Somehow, I always knew that I would become responsible for getting my grandfather, Jacob Marateck’s, diaries published, even though I was not the first to work with them. My grandfather began his chronicles during the Russo-Japanese War (1904-1905) but was distracted by the very real need to survive. For many years thereafter, he retold his adventures, but it wasn’t until the Depression that he finally had time to record what had become the “oral tradition” in my family. His adventures ultimately filled 28 handwritten composition notebooks.
When he finished, he asked my mother, his youngest child, if she wanted to help him translate the diaries from Yiddish into English. She was thrilled, and they were to start the next day, but he died that very night.

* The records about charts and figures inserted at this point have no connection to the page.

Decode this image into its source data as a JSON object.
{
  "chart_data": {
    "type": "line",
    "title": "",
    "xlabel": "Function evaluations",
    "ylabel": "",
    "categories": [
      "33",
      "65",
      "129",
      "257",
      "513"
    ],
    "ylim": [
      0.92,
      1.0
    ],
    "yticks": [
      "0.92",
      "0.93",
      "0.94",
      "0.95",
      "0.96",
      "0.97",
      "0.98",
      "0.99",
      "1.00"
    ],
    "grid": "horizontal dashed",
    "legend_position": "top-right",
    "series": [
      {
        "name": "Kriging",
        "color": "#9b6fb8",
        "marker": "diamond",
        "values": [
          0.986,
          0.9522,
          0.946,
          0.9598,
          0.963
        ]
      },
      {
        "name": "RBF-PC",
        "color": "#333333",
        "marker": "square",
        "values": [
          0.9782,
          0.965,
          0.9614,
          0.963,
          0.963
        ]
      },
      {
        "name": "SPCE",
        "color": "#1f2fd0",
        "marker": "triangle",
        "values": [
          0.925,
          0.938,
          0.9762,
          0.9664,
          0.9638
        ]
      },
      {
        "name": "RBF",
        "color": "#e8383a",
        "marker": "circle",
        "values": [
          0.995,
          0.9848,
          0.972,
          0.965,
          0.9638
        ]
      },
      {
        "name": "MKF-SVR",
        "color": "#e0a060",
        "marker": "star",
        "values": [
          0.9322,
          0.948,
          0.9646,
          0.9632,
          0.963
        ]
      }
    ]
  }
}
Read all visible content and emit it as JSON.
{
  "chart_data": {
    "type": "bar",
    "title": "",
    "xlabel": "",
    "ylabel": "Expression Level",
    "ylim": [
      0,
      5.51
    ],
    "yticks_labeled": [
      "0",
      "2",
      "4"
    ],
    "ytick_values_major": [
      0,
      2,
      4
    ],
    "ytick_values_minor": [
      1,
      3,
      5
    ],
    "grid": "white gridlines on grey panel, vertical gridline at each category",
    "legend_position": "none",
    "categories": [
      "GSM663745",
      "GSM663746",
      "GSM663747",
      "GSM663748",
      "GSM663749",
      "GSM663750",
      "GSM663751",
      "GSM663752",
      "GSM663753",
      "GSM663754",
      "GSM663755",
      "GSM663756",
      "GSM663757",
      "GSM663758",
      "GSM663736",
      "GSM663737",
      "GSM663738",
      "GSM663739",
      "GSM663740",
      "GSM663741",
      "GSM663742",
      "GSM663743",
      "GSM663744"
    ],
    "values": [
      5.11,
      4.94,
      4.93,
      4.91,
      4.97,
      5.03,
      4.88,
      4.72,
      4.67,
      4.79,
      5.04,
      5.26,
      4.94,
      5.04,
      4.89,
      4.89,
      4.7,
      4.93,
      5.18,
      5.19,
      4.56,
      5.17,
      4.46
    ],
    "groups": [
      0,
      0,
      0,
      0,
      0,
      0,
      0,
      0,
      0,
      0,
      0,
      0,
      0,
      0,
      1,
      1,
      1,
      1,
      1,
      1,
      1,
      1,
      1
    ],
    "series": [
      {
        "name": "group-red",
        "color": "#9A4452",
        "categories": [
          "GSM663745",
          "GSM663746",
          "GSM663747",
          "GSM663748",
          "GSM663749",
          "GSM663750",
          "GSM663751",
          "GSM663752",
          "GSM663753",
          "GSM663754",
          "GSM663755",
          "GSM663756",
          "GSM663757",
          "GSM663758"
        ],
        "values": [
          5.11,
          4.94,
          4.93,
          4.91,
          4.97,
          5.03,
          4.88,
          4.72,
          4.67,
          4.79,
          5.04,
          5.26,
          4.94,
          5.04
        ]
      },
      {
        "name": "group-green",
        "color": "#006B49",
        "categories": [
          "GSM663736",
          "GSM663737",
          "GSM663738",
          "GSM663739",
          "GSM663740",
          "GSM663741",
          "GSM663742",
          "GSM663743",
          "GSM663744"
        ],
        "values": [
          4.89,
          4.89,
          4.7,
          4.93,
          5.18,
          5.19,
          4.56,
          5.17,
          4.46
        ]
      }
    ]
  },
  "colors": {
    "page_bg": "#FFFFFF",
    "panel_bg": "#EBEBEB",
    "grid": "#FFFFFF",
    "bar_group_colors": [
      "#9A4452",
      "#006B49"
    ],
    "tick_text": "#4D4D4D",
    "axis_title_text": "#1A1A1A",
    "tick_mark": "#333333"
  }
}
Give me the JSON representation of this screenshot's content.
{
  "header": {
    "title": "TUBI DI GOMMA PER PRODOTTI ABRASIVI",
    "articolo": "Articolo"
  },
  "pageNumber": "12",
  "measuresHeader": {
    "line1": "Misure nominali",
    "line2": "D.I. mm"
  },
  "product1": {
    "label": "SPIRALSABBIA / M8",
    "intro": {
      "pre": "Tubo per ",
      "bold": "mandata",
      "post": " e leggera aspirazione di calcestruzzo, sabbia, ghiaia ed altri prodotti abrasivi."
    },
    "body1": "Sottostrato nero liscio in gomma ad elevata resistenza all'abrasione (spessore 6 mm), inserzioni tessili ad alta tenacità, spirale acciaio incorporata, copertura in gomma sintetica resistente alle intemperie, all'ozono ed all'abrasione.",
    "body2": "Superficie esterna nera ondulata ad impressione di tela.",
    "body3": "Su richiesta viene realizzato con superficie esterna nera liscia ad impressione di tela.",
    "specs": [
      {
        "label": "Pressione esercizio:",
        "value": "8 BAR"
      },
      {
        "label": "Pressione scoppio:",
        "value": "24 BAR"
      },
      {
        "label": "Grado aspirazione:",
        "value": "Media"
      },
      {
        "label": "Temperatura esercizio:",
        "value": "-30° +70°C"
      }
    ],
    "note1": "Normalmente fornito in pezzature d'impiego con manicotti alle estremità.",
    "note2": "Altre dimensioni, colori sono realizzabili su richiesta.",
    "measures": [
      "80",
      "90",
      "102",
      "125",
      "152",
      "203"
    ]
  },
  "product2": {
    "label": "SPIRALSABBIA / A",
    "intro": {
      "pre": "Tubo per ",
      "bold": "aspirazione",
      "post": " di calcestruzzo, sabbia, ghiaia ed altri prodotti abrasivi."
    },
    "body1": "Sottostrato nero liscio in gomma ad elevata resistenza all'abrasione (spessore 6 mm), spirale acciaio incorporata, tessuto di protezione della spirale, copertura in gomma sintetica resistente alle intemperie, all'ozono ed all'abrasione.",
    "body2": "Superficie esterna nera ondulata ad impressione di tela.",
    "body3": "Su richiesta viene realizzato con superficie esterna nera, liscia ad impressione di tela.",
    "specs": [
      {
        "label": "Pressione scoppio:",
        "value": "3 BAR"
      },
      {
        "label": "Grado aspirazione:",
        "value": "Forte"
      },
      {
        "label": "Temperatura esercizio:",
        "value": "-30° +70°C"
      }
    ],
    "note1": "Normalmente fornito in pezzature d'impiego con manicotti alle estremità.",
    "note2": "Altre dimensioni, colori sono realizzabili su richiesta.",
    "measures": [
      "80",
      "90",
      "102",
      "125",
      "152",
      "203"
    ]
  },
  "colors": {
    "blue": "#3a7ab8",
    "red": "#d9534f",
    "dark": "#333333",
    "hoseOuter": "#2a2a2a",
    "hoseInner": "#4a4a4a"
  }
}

Several years later, when my mother brought her then-future husband, my father, Shimon Wincelberg, who was the first Orthodox writer in Hollywood, to meet her mother towards the end of her life, my grandmother whispered to my mother, “Show him Poppa’s diaries.” And so began the lengthy process of translating, structuring and editing my grandfather’s diaries.
In 1976, my parents published stories from the first 12 of 28 handwritten notebooks as The Samurai of Vishigrod. Then my father set to work on the remaining stories in between his bread-and-butter job writing for television. But he passed away before he was able to complete the job. Before he died, my mother promised that she would see to the publication of the diaries.
At that point, I should probably have volunteered to take over the process, but I had grown up hearing about my grandfather’s adventures and was, perhaps, a little jaded by the stories. It was only when my mother, at the age of 82, expressed her wish to see the stories published “during [her] lifetime” that I made the commitment to drop everything else and focus on the notebooks.
In working with the notebooks, I have gotten to know my grandfather in a way that might not have been possible had he lived, because his diaries exposed the soul of a 21 year-old man who never knew if he would survive until the next day. The raw honesty and the warmth that shines through his writing makes me regret, even more, never having known him.